This is a general article about cutting expenses not just in our specialist but I thought our followers would want to read it.
Aside from growing the top line, reducing operating expenses is the only way to improve the bottom line
In an era of mounting fiscal uncertainty marked by flat, or even downward trending, net revenue at hospitals, the need for cost reduction has never been greater. Yet, many cost reduction efforts fail. At the center of these failed efforts is a lack of understanding about “the how” of achieving real, measurable cost savings.
The core principle of cost improvement, and where many healthcare organizations go wrong, is that to reduce costs, operating expense actually has to come out. Providers spend a lot of time and energy working to “improve efficiency” or “reduce the cost of care”—neither of which actually results in any real, measurable cost savings that can be seen in financial statements.
Aside from growing the top line, reducing operating expenses is the only way to improve the bottom line. Reducing expenses means fewer FTEs, fewer supplies ordered, lower acquisition costs for implants, less money spent on contracted services, or reduced outlays for staff benefits.
This principle has three accompanying elements that are necessary to establish and manage a successful cost improvement program.
Key element #1: Well-defined metrics, goals and targets
Before starting a cost improvement initiative, healthcare providers not only need to clearly understand their goals, but also must communicate them in a way that compels action, not fear or hopelessness. Typically, each year, the finance department models the forecasted changes in volume, reimbursement rates, inflation, and the expense base needed to generate an acceptable margin. In today’s environment, this usually results in a need for reduced expenses – like “a budget gap of 4 percent” or “$40M reduction in cost.” The same cycle repeats annually.
While this language works for finance, it is confusing to people outside of that department because it doesn’t equate to anything tangible or realistic. Also, as volume, reimbursement, and patient mix change from year to year, the overall cost reduction target may change from one year to the next, which can spawn distrust between operations and finance. Moreover, the mere idea of identifying ways to saving $40M is overwhelming and seems impossible, while identifying ways to reduce cost per case by $50 sounds achievable.
Consider creating a cost reduction path that spans up to five years and is based on a metric that is tangible, such as cost per case mix index (CMI) adjusted equivalent admission or cost per inpatient case. Taking this approach will enable meaningful communication of cost savings goals to front-line staff and allow for clarity on what cost drivers can be impacted to achieve cost targets.
Key element #2: Selecting the right projects
Healthcare organizations can typically identify hundreds of savings opportunities. The challenge lies in choosing the right projects that will yield results.

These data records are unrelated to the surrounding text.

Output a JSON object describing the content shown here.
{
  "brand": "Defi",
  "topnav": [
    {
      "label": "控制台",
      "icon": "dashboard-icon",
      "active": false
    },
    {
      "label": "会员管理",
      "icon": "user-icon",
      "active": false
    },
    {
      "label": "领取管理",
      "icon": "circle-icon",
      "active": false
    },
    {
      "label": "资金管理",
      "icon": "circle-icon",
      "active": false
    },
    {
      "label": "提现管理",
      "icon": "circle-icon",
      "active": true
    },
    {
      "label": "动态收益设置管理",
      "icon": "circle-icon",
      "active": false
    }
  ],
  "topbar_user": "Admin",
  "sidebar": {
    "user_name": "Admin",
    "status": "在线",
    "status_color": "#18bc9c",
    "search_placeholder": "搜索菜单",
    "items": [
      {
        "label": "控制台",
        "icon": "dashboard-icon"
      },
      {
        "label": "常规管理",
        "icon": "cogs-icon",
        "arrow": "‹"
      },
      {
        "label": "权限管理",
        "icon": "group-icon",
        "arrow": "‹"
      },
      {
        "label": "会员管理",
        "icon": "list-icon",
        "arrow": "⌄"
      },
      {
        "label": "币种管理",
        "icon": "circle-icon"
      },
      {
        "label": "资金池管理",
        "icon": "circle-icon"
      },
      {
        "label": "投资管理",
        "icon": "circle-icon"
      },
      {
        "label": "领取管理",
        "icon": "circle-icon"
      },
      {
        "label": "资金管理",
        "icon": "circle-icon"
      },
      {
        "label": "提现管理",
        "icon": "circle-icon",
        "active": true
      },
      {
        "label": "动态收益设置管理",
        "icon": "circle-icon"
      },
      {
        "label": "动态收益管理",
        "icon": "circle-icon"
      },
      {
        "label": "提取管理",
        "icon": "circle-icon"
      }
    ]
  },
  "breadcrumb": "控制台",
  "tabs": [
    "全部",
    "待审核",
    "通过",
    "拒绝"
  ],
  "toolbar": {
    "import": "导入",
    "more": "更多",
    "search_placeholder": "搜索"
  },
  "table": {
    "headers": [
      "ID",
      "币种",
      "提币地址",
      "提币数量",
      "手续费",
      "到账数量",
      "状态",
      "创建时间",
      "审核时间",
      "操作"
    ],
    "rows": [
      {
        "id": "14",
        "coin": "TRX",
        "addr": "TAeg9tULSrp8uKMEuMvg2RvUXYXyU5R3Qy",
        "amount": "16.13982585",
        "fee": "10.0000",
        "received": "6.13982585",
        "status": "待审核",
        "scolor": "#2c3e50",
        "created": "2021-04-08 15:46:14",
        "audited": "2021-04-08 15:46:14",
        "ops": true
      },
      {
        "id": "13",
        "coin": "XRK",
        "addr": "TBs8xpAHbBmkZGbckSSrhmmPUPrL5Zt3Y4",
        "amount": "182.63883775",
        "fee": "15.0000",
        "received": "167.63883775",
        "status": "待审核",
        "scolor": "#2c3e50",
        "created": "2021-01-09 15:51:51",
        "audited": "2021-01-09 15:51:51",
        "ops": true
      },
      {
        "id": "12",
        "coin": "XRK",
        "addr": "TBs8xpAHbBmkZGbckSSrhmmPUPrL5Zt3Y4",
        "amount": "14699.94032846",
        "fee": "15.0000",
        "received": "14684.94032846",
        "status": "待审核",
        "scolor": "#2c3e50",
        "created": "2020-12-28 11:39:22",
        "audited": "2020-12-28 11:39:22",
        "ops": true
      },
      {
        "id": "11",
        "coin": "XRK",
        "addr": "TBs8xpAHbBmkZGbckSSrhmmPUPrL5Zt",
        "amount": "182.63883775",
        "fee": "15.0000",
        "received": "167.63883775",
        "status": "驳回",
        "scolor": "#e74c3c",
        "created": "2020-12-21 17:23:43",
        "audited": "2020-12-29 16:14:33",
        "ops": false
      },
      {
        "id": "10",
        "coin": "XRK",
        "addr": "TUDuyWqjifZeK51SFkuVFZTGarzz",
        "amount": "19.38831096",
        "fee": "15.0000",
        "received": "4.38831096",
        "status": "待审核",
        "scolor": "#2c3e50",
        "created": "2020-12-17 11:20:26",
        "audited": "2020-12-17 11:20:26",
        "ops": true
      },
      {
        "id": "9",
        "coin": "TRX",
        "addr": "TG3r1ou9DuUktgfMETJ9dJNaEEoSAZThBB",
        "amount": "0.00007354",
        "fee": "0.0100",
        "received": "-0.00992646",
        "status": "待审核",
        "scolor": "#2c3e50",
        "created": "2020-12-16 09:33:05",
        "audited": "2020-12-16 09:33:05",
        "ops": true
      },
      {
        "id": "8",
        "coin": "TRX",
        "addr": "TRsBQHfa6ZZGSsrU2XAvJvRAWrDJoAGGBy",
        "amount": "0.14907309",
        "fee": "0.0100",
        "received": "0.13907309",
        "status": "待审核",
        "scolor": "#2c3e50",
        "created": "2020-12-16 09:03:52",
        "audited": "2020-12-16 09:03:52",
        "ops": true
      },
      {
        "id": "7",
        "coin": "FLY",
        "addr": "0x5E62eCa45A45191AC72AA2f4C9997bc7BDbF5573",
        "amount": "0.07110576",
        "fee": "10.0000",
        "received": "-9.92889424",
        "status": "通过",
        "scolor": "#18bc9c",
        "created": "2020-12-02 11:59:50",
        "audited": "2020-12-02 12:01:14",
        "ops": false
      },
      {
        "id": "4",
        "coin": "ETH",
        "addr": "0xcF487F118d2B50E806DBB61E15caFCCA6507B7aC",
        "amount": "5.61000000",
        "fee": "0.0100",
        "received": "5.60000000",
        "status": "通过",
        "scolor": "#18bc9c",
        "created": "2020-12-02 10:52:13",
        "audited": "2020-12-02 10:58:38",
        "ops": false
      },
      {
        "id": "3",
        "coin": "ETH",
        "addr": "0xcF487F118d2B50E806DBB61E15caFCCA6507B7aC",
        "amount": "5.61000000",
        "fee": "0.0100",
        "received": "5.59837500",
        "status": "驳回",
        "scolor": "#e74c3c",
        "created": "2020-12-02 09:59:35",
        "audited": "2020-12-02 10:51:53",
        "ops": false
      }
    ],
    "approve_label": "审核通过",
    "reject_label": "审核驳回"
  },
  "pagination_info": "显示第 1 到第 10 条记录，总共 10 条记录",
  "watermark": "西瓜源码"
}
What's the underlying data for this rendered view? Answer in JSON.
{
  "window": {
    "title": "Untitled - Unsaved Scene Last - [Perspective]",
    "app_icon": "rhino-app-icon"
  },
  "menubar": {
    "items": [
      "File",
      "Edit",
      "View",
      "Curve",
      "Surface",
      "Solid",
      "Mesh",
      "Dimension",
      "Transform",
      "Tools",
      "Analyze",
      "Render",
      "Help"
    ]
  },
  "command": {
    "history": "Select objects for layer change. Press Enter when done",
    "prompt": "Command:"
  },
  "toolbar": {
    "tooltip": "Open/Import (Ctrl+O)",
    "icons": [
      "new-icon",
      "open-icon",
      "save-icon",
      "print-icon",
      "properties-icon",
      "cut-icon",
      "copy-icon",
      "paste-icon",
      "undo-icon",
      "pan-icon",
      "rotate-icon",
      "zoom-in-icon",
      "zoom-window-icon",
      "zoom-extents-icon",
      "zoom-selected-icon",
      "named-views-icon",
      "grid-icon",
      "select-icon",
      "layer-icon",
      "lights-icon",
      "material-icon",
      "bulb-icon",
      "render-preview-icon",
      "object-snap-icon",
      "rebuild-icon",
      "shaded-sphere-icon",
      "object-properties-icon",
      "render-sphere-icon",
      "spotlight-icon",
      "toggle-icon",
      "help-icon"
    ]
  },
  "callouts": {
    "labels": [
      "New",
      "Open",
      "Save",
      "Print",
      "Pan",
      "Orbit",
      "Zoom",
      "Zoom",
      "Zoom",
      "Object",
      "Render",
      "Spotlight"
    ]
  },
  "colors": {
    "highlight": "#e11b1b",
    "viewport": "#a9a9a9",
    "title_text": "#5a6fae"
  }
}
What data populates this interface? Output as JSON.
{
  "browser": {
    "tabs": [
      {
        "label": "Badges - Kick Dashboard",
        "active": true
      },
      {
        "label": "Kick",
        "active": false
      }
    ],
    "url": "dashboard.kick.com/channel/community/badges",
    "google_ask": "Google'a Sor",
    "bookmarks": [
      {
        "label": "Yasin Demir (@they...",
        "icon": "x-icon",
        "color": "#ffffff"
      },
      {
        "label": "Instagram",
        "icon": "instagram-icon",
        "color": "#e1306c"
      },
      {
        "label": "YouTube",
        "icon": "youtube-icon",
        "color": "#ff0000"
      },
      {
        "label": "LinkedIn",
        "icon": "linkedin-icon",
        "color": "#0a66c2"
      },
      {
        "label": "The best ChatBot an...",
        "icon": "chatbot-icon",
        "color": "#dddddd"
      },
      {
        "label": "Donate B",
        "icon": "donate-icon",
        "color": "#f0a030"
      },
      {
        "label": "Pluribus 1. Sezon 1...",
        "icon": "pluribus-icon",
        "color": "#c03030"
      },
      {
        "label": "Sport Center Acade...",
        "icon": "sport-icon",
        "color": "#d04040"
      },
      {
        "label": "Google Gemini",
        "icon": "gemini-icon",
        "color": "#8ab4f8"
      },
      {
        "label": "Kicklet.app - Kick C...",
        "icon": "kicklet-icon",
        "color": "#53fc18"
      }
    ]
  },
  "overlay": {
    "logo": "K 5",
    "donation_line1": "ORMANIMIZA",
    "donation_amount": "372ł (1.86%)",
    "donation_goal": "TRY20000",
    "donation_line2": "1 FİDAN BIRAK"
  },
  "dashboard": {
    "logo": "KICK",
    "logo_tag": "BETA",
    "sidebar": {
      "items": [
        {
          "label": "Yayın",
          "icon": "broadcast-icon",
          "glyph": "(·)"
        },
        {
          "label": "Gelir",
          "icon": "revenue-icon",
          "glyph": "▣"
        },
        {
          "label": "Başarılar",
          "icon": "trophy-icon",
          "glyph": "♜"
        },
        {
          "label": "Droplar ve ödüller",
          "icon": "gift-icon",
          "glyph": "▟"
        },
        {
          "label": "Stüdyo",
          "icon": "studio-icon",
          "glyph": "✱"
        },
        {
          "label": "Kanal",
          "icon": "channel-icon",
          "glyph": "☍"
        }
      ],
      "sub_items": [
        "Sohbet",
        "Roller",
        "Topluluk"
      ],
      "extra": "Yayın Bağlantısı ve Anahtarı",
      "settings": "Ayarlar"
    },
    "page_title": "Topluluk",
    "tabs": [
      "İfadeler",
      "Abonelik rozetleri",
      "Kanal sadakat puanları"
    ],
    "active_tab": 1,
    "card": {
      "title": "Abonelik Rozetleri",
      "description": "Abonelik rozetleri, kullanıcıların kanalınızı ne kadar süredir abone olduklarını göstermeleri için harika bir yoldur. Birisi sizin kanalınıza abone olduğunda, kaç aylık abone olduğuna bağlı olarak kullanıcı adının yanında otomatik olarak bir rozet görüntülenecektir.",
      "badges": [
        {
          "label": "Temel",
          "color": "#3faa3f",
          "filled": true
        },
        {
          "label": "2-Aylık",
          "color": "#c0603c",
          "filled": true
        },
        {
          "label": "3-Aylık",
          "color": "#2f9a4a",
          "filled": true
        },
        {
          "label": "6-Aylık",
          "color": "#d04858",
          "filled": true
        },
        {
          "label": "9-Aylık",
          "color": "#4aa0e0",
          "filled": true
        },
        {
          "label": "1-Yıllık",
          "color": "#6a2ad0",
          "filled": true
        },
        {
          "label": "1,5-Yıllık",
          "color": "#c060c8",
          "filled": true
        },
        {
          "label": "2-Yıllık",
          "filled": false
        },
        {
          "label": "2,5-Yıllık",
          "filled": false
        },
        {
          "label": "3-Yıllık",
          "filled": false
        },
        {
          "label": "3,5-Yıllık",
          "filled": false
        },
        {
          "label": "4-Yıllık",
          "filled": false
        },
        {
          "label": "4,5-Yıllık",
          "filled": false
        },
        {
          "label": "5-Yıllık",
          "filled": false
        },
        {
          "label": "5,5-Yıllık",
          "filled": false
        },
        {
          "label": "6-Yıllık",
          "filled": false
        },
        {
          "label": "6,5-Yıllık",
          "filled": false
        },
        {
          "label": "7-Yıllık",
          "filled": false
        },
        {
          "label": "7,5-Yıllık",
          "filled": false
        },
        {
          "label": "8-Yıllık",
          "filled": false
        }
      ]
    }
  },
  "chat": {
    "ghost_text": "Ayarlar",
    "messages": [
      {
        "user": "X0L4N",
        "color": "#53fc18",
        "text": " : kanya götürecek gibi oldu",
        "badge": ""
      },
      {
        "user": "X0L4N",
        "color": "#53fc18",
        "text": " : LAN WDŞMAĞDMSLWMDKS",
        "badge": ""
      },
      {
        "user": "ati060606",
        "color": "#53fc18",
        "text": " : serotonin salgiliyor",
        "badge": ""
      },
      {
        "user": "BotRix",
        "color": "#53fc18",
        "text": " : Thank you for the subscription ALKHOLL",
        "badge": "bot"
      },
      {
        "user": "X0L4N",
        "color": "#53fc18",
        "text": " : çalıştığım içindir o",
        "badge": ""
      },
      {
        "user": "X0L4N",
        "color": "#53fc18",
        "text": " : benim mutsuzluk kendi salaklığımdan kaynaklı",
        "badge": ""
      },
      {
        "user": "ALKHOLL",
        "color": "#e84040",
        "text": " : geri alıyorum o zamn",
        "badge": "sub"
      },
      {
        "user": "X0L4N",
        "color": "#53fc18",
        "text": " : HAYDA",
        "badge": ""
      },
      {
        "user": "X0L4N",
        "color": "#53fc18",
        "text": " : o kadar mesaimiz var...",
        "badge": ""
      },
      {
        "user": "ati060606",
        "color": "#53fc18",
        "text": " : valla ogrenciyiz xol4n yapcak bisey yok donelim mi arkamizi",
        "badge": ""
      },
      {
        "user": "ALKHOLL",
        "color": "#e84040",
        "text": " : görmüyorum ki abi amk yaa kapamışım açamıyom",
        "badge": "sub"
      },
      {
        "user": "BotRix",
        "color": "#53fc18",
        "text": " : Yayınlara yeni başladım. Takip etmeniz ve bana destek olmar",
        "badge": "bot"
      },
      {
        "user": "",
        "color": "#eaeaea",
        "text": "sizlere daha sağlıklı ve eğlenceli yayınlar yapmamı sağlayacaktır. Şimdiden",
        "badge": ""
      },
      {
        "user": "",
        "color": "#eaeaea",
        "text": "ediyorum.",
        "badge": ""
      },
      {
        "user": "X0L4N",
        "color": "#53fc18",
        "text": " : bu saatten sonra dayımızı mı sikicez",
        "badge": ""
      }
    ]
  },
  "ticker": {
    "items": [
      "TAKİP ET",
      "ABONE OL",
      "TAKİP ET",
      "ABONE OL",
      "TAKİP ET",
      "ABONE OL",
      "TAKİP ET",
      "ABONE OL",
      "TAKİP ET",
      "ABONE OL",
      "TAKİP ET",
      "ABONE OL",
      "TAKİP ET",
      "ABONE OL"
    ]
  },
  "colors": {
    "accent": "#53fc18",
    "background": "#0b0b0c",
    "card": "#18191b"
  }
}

In any cost improvement program, projects should be selected that will reduce operating expenses on the income statement. If a line cannot be drawn from the improved metric to a line item on the income statement, the project will not result in real savings. One example of the “wrong” project to select is reducing utilization of services. Reducing utilization will reduce the charges on a patient’s bill, and reimbursement in some cases, but organizations will only experience hard dollar, income statement savings if they also reduce corresponding staff and supply expenses related to that volume.
Take reducing length of stay (LOS). Unless the improvement reduces the number of hours worked or allows another inpatient case to fill the bed, there is no impact to financial performance. In an era of decreasing volume, we cannot count on another patient filling the bed.
These projects may be beneficial to do for a variety of reasons, but it is important to recognize that they will not reduce expenses unless further action is taken.
Key element #3: Diligent program management
Arguably the most important yet most often overlooked element, is establishing a central oversight structure that keeps the organization moving quickly and methodically. All too often, once teams are chartered, they are off and running – but at different paces, with different ideas, and with a different understanding of their end goal.
Clearly articulating what is expected from teams, at what time intervals, is important to getting results at the end of the process (see accompanying chart)—the more precise the instructions, the better. Clearly outlining deliverables, savings targets, and dates is the key. For example, each team needs to find $XXX in savings opportunities, then validate that the opportunities can be operationalized, then identify which cost center and GL code will have reduced expenses, then implement the changes by a certain date.
Such a deliverable-driven undertaking is very different from charging teams with a vague mission like “find and implement cost savings opportunities.” Getting to this level of detail is the only way to ensure that savings will be delivered, and can be measured on an on-going basis.
While, this approach may seem daunting at first, it is important to remember that to get different results, we need to do things differently. Providing clear expectations and structure will get us much farther down the path of reducing the cost of care than business as usual.